Jane is counting on that personalization to differentiate itself.
The company, for example, can tell dispensaries how consumers in Santa Cruz buy cannabis compared with buyers in Brooklyn by following a SKU across different retailers and geographies, aggregating that data, and bringing it back to the retailers. Jane sells these “market insights” as part of its revenue model, though it’s not yet profitable.
“The main impediment so far has been there’s no digital payments allowed in the space,” Rosenfeld told us. “As a technology company, we’re really not allowed legally to involve ourselves, to put ourselves in the middle of the transaction.” This means Jane can’t take a cut of e-comm sales, but the company has found other ways to monetize via subscription models, advertising, and data analytics.

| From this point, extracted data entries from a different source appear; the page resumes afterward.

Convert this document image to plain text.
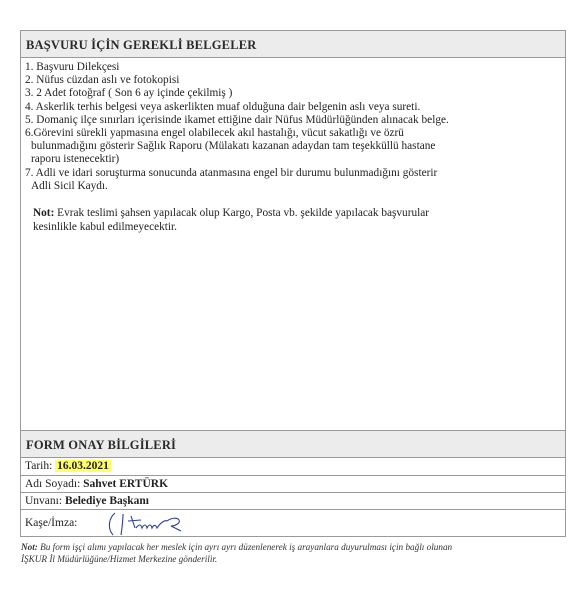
BAŞVURU İÇİN GEREKLİ BELGELER

1. Başvuru Dilekçesi

2. Nüfus cüzdan aslı ve fotokopisi

3. 2 Adet fotoğraf ( Son 6 ay içinde çekilmiş )

4. Askerlik terhis belgesi veya askerlikten muaf olduğuna dair belgenin aslı veya sureti.

5. Domaniç ilçe sınırları içerisinde ikamet ettiğine dair Nüfus Müdürlüğünden alınacak belge.

6.Görevini sürekli yapmasına engel olabilecek akıl hastalığı, vücut sakatlığı ve özrü

bulunmadığını gösterir Sağlık Raporu (Mülakatı kazanan adaydan tam teşekküllü hastane

raporu istenecektir)

7. Adli ve idari soruşturma sonucunda atanmasına engel bir durumu bulunmadığını gösterir

Adli Sicil Kaydı.

Not: Evrak teslimi şahsen yapılacak olup Kargo, Posta vb. şekilde yapılacak başvurular
kesinlikle kabul edilmeyecektir.
FORM ONAY BİLGİLERİ
Tarih: 16.03.2021
Adı Soyadı: Sahvet ERTÜRK
Unvanı: Belediye Başkanı
Kaşe/İmza:
Not: Bu form işçi alımı yapılacak her meslek için ayrı ayrı düzenlenerek iş arayanlara duyurulması için bağlı olunan
İŞKUR İl Müdürlüğüne/Hizmet Merkezine gönderilir.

- Dispensaries can pay a monthly flat fee for automated online menus.
- Jane is also able to generate revenue by adding ads and sponsored products. Around 300 to 400 brands are now advertising on Jane’s platform.
- In the future, as digital payments unlock, Jane says it will use online transactions as another revenue stream.
Locally grown
Since the onset of the pandemic, Jane has noticed roughly one out of every two dispensary orders originating online. “Your digital experience has become the primary experience for these retailers,” Rosenfeld said. “Instead of becoming just a nice-to-have, we’re a need-to-have technology.”
Rosenfeld claimed he doesn’t want to create another Amazon or DoorDash, but to “reinvent what e-commerce is meant to do” on a local level, “to connect buyers and sellers, and then push that value distributed here into the cannabis industry and the local ecosystem.”
“The days of third-party dependence are of the past...What we're all about is first-party empowerment,” he told us.
“I think we could use the cannabis industry as an incubator for perhaps what the future of digital retail will be—if we can get this right in cannabis and not just copy other industries.”